El pasado jueves 19 de abril tuvimos la suerte de asistir a la formación Cocinando Procesos impartida por PFS Grupo y organizada por APD. Se trataba de un seminario de 6 horas de duración donde pudimos aprender de forma práctica la importancia de tener unos procedimientos bien definidos para trabajar de una forma fluida y eficiente para completar una misión común.

Comenzábamos la jornada a las nueve de la mañana en el mejor de los escenarios: la Plaza de Abastos de Santiago de Compostela. Éramos un grupo de 7 personas con perfiles de gestión. Procedíamos de distintas empresas y sectores, pero llegamos con un objetivo común: aplicar todo lo que aprendiésemos durante el día en nuestro trabajo.

Tras las presentaciones iniciales, nos pusimos directamente manos a la obra.
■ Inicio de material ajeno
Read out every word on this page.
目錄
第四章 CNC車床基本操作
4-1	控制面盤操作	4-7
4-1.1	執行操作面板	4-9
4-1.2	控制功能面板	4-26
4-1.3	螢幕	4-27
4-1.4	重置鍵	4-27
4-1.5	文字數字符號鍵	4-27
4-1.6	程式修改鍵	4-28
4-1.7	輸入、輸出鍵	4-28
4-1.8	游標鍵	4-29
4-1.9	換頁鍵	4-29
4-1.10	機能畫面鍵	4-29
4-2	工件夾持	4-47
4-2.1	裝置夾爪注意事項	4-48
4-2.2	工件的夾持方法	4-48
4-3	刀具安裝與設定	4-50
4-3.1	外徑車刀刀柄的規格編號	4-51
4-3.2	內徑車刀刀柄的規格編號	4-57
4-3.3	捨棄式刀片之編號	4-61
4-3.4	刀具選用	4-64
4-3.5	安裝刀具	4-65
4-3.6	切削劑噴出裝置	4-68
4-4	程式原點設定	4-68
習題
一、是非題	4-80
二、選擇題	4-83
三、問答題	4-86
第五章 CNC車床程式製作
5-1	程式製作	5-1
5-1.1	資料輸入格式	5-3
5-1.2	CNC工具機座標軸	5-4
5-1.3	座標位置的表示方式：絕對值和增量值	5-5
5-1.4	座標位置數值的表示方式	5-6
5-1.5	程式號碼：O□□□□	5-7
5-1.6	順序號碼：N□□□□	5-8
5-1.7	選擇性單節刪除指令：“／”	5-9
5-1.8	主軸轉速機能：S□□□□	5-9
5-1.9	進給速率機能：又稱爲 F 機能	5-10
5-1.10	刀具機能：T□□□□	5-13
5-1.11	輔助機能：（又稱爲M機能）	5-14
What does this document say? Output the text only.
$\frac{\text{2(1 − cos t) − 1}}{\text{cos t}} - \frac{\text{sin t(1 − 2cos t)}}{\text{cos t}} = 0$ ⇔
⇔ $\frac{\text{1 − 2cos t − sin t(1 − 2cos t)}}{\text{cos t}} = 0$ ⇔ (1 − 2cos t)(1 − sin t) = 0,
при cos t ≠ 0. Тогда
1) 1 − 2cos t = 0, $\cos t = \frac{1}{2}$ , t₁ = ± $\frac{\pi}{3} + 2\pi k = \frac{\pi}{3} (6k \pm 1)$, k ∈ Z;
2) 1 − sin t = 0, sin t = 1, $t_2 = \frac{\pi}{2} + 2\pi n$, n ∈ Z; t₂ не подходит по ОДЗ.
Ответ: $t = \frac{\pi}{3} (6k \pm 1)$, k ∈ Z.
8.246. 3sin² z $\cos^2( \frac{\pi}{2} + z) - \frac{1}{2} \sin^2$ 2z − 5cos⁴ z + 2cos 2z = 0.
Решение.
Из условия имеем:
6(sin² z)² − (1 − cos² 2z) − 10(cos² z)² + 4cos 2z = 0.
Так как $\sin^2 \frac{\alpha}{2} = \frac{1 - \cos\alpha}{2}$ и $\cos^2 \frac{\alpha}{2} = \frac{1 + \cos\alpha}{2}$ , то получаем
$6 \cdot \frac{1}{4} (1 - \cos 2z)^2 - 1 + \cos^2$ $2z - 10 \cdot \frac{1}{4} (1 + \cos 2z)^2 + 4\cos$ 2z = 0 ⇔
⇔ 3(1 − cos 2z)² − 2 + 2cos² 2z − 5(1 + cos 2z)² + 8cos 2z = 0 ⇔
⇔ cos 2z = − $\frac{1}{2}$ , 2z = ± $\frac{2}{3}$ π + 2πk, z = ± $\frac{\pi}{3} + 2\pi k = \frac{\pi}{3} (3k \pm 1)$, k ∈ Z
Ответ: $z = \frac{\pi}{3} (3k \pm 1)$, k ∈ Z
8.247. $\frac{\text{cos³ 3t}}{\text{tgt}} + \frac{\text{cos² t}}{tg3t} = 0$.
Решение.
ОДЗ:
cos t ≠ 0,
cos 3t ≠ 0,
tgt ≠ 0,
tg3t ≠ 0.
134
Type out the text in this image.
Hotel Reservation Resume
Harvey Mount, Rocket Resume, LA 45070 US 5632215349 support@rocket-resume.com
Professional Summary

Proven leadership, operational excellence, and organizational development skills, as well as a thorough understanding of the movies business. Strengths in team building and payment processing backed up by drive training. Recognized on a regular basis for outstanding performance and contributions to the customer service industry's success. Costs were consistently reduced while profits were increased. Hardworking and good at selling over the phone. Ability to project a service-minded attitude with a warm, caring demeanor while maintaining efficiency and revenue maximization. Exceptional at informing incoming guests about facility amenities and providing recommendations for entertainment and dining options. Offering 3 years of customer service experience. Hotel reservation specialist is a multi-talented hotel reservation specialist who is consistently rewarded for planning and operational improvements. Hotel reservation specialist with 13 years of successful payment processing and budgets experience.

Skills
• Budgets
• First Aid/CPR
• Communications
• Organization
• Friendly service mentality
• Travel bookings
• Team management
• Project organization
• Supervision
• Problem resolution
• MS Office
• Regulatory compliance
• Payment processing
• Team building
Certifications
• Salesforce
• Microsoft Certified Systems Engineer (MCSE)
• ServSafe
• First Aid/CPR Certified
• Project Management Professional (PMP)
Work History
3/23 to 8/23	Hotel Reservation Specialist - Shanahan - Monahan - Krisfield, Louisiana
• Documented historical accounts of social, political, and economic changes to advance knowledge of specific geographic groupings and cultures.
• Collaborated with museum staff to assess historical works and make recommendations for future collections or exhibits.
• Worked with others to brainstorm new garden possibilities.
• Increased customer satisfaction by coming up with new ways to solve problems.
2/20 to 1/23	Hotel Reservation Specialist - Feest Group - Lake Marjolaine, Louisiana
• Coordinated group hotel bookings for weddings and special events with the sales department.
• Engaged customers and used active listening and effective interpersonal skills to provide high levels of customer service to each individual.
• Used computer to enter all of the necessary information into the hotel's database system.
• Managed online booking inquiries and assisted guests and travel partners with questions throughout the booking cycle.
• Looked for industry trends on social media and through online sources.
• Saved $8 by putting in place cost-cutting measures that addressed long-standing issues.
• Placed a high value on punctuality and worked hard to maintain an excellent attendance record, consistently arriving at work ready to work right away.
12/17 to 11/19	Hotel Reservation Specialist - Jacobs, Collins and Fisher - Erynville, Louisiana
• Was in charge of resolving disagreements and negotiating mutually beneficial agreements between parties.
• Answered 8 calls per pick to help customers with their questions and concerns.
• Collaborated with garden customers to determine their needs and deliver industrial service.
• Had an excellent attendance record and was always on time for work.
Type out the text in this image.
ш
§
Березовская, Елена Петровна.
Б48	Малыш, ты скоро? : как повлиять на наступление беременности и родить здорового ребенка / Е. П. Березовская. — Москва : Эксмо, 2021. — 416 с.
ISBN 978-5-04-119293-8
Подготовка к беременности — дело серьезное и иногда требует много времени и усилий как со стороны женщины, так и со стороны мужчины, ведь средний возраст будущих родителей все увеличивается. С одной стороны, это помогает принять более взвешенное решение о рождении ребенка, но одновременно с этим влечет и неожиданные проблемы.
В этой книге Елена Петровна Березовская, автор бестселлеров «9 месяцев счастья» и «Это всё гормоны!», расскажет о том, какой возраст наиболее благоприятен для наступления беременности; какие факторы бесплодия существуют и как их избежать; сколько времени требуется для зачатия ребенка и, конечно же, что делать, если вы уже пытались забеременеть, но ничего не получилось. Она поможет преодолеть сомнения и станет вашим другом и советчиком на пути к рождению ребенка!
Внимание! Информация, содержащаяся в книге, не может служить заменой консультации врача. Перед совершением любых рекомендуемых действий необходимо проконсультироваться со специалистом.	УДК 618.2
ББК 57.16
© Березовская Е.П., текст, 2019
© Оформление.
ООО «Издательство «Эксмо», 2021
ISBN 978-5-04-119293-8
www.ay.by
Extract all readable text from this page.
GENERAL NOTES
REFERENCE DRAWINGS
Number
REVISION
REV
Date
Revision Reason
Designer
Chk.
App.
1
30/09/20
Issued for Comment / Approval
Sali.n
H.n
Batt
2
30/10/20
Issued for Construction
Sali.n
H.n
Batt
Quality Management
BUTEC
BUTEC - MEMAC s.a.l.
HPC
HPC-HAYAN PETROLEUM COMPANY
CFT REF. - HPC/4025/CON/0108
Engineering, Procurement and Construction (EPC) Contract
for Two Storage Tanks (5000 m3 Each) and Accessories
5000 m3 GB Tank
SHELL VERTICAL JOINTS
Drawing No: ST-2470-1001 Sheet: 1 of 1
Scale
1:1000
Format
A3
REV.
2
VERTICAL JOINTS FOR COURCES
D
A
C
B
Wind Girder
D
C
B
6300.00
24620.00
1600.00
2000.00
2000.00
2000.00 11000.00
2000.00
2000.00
Nos dividieron en tres grupos, nos dieron a cada grupo una parte de una receta (un tiramisú) con las instrucciones a seguir y simplemente nos dijeron que empezásemos a cocinar. Al principio estábamos un poco desconcertados pero, poco a poco, nos hicimos con la cocina y, con la inestimable ayuda de una pareja de cocineros que nos supervisaba, logramos hacer el tiramisú.

Tras el trabajo realizado, era hora de recibir la recompensa, que no podía ser otra que disfrutar de nuestras propias elaboraciones. Con el desayuno llegaron las primeras impresiones, ¿qué habíamos hecho mal? ¿Qué puntos podíamos haber mejorado? Y todos coincidíamos en lo mismo:

-          Cada grupo se centró en las instrucciones que había recibido.

-          No hubo comunicación entre los equipos.

-          Tampoco había un líder que se responsabilizase de que todas las partes del proceso (la receta) saliesen adelante.

-          No sabíamos cuál era el objetivo final, nuestra misión en esa cocina.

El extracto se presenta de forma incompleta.